Shang Liang Yue

Shang Liang Yue
Bab 845 Mata yang Menyebalkan itu


__ADS_3

"Pergi dan makan, Ai Jia agak lelah."


Shang Liang Yue mengangkat alisnya.


Lelah?


Tidak pergi?


Kembali ke Istana Ciwu?


Tepat ketika dia memikirkannya, dia mendengar semua kerabat perempuan di bawah berkata serempak, "Dengan hormat mengirim Ibu Suri."


Eh …


Baik.


Satu per satu menundukkan kepala, atau berlutut, dan mengirim janda permaisuri pergi dengan hormat.

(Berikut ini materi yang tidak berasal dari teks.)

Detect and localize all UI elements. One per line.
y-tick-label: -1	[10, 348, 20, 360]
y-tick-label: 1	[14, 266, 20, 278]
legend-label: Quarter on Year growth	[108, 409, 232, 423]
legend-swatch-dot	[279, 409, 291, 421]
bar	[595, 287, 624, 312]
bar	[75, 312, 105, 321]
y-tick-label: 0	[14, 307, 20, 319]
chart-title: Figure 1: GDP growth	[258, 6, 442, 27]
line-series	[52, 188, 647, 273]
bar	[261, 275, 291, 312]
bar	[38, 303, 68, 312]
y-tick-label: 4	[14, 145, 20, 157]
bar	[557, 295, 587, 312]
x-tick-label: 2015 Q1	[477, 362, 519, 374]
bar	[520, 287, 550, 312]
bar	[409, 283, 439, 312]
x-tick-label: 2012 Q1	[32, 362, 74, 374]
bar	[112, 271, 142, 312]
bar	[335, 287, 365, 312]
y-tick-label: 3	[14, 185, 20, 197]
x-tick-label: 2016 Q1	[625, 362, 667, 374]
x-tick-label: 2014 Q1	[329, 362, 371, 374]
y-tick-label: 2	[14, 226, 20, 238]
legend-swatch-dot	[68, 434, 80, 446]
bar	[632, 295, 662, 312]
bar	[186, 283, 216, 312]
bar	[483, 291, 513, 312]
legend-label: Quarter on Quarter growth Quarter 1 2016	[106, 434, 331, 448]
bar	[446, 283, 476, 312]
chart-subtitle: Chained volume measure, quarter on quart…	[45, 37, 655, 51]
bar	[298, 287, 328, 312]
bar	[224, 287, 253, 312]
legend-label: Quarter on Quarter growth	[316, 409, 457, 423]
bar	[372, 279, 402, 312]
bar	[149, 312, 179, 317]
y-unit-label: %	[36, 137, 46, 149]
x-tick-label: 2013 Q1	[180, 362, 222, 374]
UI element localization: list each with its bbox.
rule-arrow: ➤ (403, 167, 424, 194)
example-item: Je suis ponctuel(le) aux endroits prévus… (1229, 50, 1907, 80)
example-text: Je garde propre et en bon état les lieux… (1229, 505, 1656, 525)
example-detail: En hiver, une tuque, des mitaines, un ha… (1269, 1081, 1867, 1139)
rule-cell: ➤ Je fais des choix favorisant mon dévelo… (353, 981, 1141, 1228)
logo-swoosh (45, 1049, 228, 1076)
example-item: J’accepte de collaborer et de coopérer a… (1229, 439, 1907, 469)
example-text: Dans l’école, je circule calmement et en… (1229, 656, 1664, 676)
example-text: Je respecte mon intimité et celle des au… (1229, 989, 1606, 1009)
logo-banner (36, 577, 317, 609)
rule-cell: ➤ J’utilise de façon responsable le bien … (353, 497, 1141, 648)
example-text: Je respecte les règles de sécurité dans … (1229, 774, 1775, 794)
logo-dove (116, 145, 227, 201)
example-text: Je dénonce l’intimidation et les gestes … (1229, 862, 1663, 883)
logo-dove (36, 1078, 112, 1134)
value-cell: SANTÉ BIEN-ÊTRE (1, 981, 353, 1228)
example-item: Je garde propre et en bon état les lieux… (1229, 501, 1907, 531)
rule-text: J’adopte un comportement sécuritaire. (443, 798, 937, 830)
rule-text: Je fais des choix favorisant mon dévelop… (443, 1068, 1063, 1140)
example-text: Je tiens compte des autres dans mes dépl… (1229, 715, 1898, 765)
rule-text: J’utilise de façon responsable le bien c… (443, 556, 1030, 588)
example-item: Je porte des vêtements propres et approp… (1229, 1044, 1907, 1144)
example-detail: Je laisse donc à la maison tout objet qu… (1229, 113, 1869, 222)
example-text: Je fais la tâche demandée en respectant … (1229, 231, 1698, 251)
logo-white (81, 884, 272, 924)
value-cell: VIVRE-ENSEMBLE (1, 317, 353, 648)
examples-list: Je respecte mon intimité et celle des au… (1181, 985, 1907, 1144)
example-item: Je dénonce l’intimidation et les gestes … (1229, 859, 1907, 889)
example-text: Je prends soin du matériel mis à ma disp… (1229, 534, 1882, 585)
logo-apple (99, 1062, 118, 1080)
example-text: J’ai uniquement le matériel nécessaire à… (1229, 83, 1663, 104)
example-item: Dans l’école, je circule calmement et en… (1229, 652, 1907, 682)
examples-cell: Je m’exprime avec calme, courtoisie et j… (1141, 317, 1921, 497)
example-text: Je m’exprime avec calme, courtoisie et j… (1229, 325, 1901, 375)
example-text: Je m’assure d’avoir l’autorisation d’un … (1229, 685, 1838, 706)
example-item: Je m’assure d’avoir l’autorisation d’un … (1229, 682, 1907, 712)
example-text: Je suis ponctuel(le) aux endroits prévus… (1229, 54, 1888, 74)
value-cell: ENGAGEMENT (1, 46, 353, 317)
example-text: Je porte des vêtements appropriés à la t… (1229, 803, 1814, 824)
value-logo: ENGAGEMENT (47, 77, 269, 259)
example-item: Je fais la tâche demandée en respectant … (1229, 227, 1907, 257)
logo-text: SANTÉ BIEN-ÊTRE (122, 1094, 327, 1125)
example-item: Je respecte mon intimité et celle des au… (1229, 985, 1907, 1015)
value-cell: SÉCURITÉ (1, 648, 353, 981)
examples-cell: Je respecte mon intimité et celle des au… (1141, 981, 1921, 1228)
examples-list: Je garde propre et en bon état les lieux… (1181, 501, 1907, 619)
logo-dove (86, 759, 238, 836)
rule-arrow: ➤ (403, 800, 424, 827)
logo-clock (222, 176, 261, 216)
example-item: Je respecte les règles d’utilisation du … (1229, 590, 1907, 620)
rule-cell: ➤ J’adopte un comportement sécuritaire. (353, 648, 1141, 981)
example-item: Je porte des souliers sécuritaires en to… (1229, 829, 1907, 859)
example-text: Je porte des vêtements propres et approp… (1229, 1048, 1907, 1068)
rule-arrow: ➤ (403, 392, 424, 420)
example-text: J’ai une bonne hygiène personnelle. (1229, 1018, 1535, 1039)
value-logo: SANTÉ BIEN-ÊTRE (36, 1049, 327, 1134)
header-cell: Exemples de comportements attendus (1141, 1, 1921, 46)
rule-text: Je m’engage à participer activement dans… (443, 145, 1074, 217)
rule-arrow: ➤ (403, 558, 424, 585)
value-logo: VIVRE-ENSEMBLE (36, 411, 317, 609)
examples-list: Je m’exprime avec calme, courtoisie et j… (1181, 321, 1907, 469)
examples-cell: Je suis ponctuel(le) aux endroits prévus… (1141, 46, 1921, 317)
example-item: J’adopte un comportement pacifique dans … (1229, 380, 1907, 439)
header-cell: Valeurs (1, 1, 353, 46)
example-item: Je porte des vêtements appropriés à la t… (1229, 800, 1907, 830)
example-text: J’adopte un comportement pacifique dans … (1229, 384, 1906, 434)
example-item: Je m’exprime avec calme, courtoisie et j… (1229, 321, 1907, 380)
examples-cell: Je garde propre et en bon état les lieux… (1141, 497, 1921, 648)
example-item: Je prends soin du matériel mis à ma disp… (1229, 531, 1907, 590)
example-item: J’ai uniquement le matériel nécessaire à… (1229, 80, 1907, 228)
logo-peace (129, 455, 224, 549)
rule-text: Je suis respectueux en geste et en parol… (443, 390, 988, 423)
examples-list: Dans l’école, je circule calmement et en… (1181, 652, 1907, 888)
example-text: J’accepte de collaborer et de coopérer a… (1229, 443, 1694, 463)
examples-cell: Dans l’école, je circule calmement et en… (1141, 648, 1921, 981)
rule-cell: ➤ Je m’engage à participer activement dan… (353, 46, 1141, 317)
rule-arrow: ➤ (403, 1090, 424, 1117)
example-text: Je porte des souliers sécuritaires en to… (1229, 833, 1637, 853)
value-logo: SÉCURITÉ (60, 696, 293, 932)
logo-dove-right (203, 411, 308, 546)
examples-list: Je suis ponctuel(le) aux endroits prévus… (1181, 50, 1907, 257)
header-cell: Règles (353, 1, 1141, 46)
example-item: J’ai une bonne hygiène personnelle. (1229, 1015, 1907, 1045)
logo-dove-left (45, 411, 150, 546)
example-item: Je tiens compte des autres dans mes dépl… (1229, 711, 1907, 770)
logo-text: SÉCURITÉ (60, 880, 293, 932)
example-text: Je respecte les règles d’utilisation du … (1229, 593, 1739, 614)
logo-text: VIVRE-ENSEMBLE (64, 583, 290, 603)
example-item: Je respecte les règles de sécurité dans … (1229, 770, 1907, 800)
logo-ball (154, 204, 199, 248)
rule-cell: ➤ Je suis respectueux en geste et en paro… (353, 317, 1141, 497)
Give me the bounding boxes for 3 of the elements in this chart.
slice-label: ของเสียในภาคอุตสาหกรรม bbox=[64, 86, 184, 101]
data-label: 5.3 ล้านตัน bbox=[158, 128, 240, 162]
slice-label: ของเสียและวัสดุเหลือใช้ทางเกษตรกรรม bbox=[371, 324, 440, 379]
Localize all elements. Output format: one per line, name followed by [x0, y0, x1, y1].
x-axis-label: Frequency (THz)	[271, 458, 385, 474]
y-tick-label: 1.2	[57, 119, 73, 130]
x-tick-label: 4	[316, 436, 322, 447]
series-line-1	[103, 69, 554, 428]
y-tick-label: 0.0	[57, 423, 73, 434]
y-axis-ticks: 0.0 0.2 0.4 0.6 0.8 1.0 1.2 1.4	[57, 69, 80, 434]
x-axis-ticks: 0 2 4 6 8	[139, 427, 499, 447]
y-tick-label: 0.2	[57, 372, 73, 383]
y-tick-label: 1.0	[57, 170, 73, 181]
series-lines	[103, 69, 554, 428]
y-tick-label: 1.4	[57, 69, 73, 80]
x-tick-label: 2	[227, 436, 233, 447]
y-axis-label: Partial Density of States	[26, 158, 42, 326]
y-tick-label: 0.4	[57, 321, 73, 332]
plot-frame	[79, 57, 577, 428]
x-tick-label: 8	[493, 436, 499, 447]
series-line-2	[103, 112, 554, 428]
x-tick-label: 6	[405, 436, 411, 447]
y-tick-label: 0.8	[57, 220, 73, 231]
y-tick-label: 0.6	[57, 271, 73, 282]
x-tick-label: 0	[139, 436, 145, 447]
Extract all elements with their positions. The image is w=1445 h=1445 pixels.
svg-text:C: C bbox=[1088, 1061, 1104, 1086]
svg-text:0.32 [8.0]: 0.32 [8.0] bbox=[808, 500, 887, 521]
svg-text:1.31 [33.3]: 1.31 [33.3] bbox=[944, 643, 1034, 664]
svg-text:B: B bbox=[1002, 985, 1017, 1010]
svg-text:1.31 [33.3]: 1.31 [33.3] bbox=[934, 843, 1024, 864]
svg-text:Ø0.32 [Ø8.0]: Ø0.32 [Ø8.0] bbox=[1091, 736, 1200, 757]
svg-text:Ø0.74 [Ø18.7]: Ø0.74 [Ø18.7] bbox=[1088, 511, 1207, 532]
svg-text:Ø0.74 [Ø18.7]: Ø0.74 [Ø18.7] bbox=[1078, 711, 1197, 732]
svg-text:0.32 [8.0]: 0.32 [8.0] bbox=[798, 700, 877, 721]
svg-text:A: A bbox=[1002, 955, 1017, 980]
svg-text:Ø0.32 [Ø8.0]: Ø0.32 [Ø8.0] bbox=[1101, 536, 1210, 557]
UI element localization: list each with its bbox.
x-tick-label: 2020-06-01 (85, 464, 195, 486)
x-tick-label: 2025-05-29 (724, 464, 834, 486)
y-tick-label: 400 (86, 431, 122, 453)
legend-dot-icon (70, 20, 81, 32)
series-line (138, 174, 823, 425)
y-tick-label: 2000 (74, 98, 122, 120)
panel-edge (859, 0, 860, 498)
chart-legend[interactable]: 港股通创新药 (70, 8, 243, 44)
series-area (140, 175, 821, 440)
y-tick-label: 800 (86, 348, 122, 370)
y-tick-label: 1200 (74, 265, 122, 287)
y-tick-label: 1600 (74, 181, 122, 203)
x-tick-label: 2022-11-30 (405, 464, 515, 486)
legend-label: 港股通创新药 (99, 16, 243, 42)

Ming Yan Ying menyaksikan rok merah muda Shang Liang Yue bergoyang dengan langkahnya, mekar seperti bunga.


Kemudian, bunga-bunga yang mekar menghilang dari pandangannya.


Janda permaisuri pergi.


Suasana di aula pulih.


Permaisuri berdiri tegak, memandang orang-orang di bawah dan berkata, "Ayo pergi."


Semua kerabat perempuan berlutut. "Ya."


Segera, orang-orang pergi dari Gedung Yun Shang.


Ming Yan Ying melihat ke luar.


Orang dengan hanya sepotong pakaian yang tersisa memiliki mata yang suram.


...* * *...


Shang Liang Yue dan janda permaisuri kembali ke Istana Ciwu.


Istana Ciwu telah menyiapkan perjamuan kecil.


Setelah janda permaisuri dan Shang Liang Yue membasuh tangan, janda permaisuri menarik Shang Liang Yue untuk duduk.


"Hari ini siang, Nona Ye dan Ai Jia makan bersama, makan dan istirahat yang baik."


Selamat tidur.


Mata gadis ini penuh kelelahan.


Janda permaisuri tidak perlu berpikir banyak untuk mengetahui apa yang sedang terjadi.


Bagaimana kesembilan belas bisa membuat gadis ini lelah?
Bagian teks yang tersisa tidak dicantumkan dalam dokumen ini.